California residents have likely read stories or watched television news reports that deal with Ponzi schemes, but they may not know how this type of investment fraud is carried out. The perpetrators usually offer investors the opportunity to earn significant returns with little or no risk, but these returns are rarely genuine. Instead, money put into the scheme by new participants is used to pay existing investors until the scheme eventually collapses.
The term Ponzi scheme dates back to the 1920s when a man named Charles Ponzi convinced thousands of investors in New England to speculate in an arbitrage scheme involving postage stamps. Ponzi told his investors that would purchase postal coupons at a discount overseas and then redeem them in the United States for their full face value. Ponzi promised investors a 50 percent return in less than three months. Commercial banks were offering returns of about 5 percent at the time.

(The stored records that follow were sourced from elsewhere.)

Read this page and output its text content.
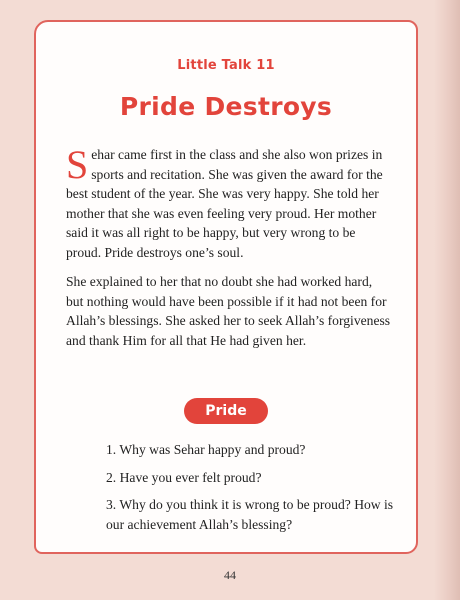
Little Talk 11
Pride Destroys

Sehar came first in the class and she also won prizes in sports and recitation. She was given the award for the best student of the year. She was very happy. She told her mother that she was even feeling very proud. Her mother said it was all right to be happy, but very wrong to be proud. Pride destroys one’s soul.

She explained to her that no doubt she had worked hard, but nothing would have been possible if it had not been for Allah’s blessings. She asked her to seek Allah’s forgiveness and thank Him for all that He had given her.

Pride
1. Why was Sehar happy and proud?
2. Have you ever felt proud?
3. Why do you think it is wrong to be proud? How is our achievement Allah’s blessing?
44
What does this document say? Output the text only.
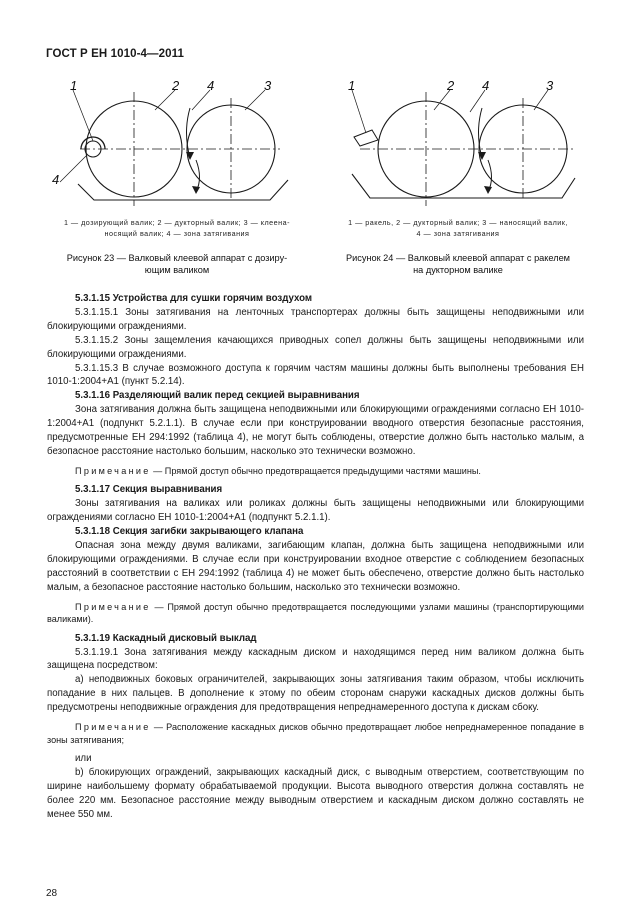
ГОСТ Р ЕН 1010-4—2011
1	2 4	3
4
1 — дозирующий валик; 2 — дукторный валик; 3 — клеена-
носящий валик; 4 — зона затягивания
Рисунок 23 — Валковый клеевой аппарат с дозиру-
ющим валиком
1	2 4	3
1 — ракель, 2 — дукторный валик; 3 — наносящий валик,
4 — зона затягивания
Рисунок 24 — Валковый клеевой аппарат с ракелем
на дукторном валике

5.3.1.15 Устройства для сушки горячим воздухом

5.3.1.15.1 Зоны затягивания на ленточных транспортерах должны быть защищены неподвижными или блокирующими ограждениями.

5.3.1.15.2 Зоны защемления качающихся приводных сопел должны быть защищены неподвижными или блокирующими ограждениями.

5.3.1.15.3 В случае возможного доступа к горячим частям машины должны быть выполнены требования ЕН 1010-1:2004+А1 (пункт 5.2.14).

5.3.1.16 Разделяющий валик перед секцией выравнивания

Зона затягивания должна быть защищена неподвижными или блокирующими ограждениями согласно ЕН 1010-1:2004+А1 (подпункт 5.2.1.1). В случае если при конструировании вводного отверстия безопасные расстояния, предусмотренные ЕН 294:1992 (таблица 4), не могут быть соблюдены, отверстие должно быть настолько малым, а безопасное расстояние настолько большим, насколько это технически возможно.

Примечание — Прямой доступ обычно предотвращается предыдущими частями машины.

5.3.1.17 Секция выравнивания

Зоны затягивания на валиках или роликах должны быть защищены неподвижными или блокирующими ограждениями согласно ЕН 1010-1:2004+А1 (подпункт 5.2.1.1).

5.3.1.18 Секция загибки закрывающего клапана

Опасная зона между двумя валиками, загибающим клапан, должна быть защищена неподвижными или блокирующими ограждениями. В случае если при конструировании входное отверстие с соблюдением безопасных расстояний в соответствии с ЕН 294:1992 (таблица 4) не может быть обеспечено, отверстие должно быть настолько малым, а безопасное расстояние настолько большим, насколько это технически возможно.

Примечание — Прямой доступ обычно предотвращается последующими узлами машины (транспортирующими валиками).

5.3.1.19 Каскадный дисковый выклад

5.3.1.19.1 Зона затягивания между каскадным диском и находящимся перед ним валиком должна быть защищена посредством:

а) неподвижных боковых ограничителей, закрывающих зоны затягивания таким образом, чтобы исключить попадание в них пальцев. В дополнение к этому по обеим сторонам снаружи каскадных дисков должны быть предусмотрены неподвижные ограждения для предотвращения непреднамеренного доступа к дискам сбоку.

Примечание — Расположение каскадных дисков обычно предотвращает любое непреднамеренное попадание в зоны затягивания;

или

b) блокирующих ограждений, закрывающих каскадный диск, с выводным отверстием, соответствующим по ширине наибольшему формату обрабатываемой продукции. Высота выводного отверстия должна составлять не более 220 мм. Безопасное расстояние между выводным отверстием и каскадным диском должно составлять не менее 550 мм.

28
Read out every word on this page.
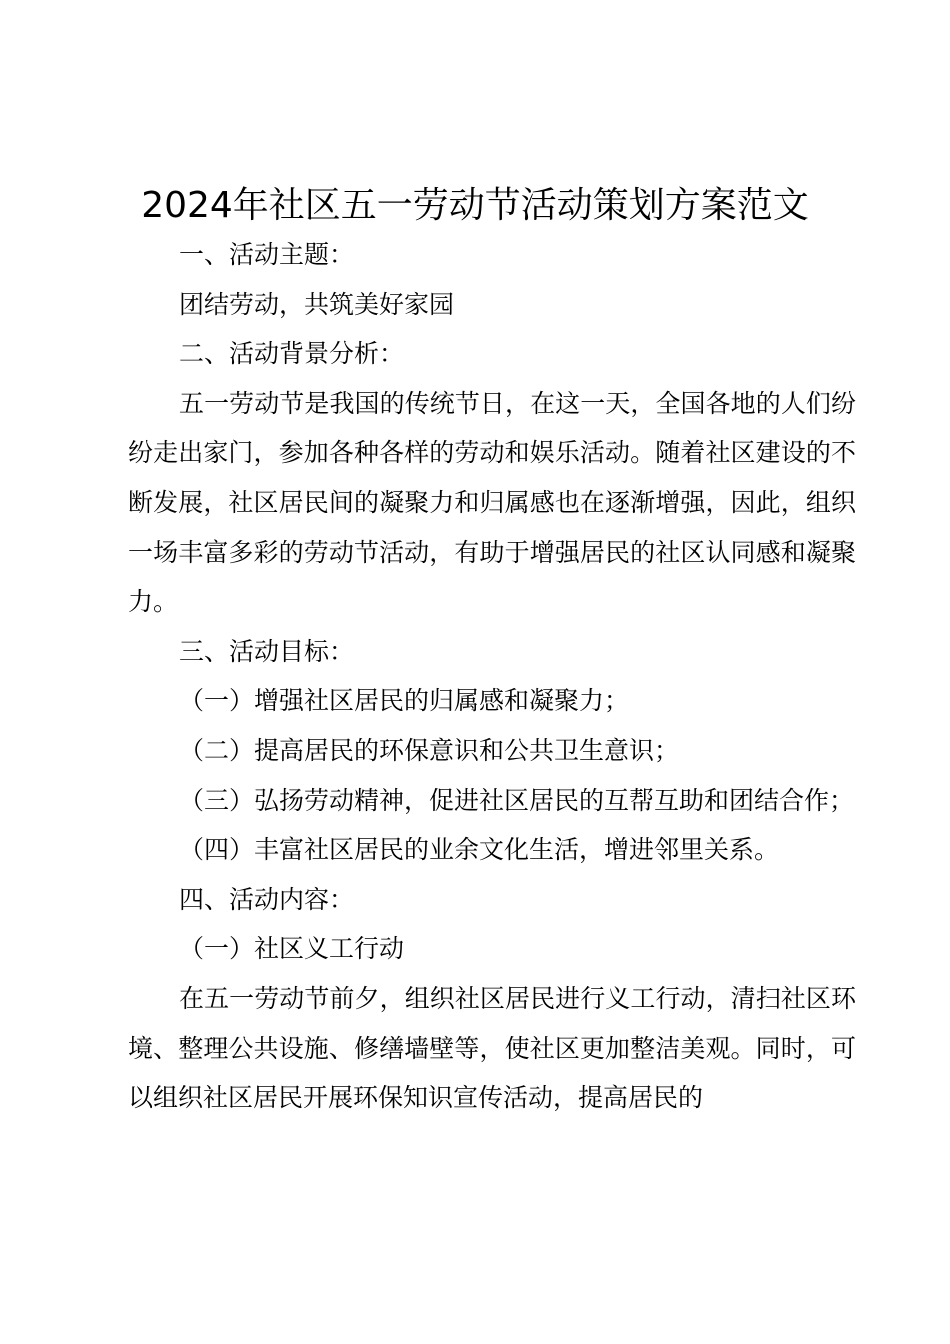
2024年社区五一劳动节活动策划方案范文

一、活动主题：

团结劳动，共筑美好家园

二、活动背景分析：

五一劳动节是我国的传统节日，在这一天，全国各地的人们纷纷走出家门，参加各种各样的劳动和娱乐活动。随着社区建设的不断发展，社区居民间的凝聚力和归属感也在逐渐增强，因此，组织一场丰富多彩的劳动节活动，有助于增强居民的社区认同感和凝聚力。

三、活动目标：

（一）增强社区居民的归属感和凝聚力；

（二）提高居民的环保意识和公共卫生意识；

（三）弘扬劳动精神，促进社区居民的互帮互助和团结合作；

（四）丰富社区居民的业余文化生活，增进邻里关系。

四、活动内容：

（一）社区义工行动

在五一劳动节前夕，组织社区居民进行义工行动，清扫社区环境、整理公共设施、修缮墙壁等，使社区更加整洁美观。同时，可以组织社区居民开展环保知识宣传活动，提高居民的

Ponzi schemes have a number of tell-tale characteristics. Investments that offer virtually guaranteed returns higher than those available elsewhere may be the clearest indication that the deal may be fraudulent, but investors should also be wary of overly consistent returns. Fraudulent investment opportunities are rarely registered with the Securities and Exchange Commission, and the people behind such them are often unlicensed. Excessively intricate schemes or a lack of transparency should also be scrutinized closely.
The penalties for white-collar crimes like fraud, embezzlement and insider trading can be severe. However, these cases are complex and often difficult for juries to fully understand, and prosecutors may have a difficult time convincing them beyond any reasonable doubt. Experienced criminal defense attorneys could be aware of this, and they may urge prosecutors to reduce or dismiss charges during plea negotiations.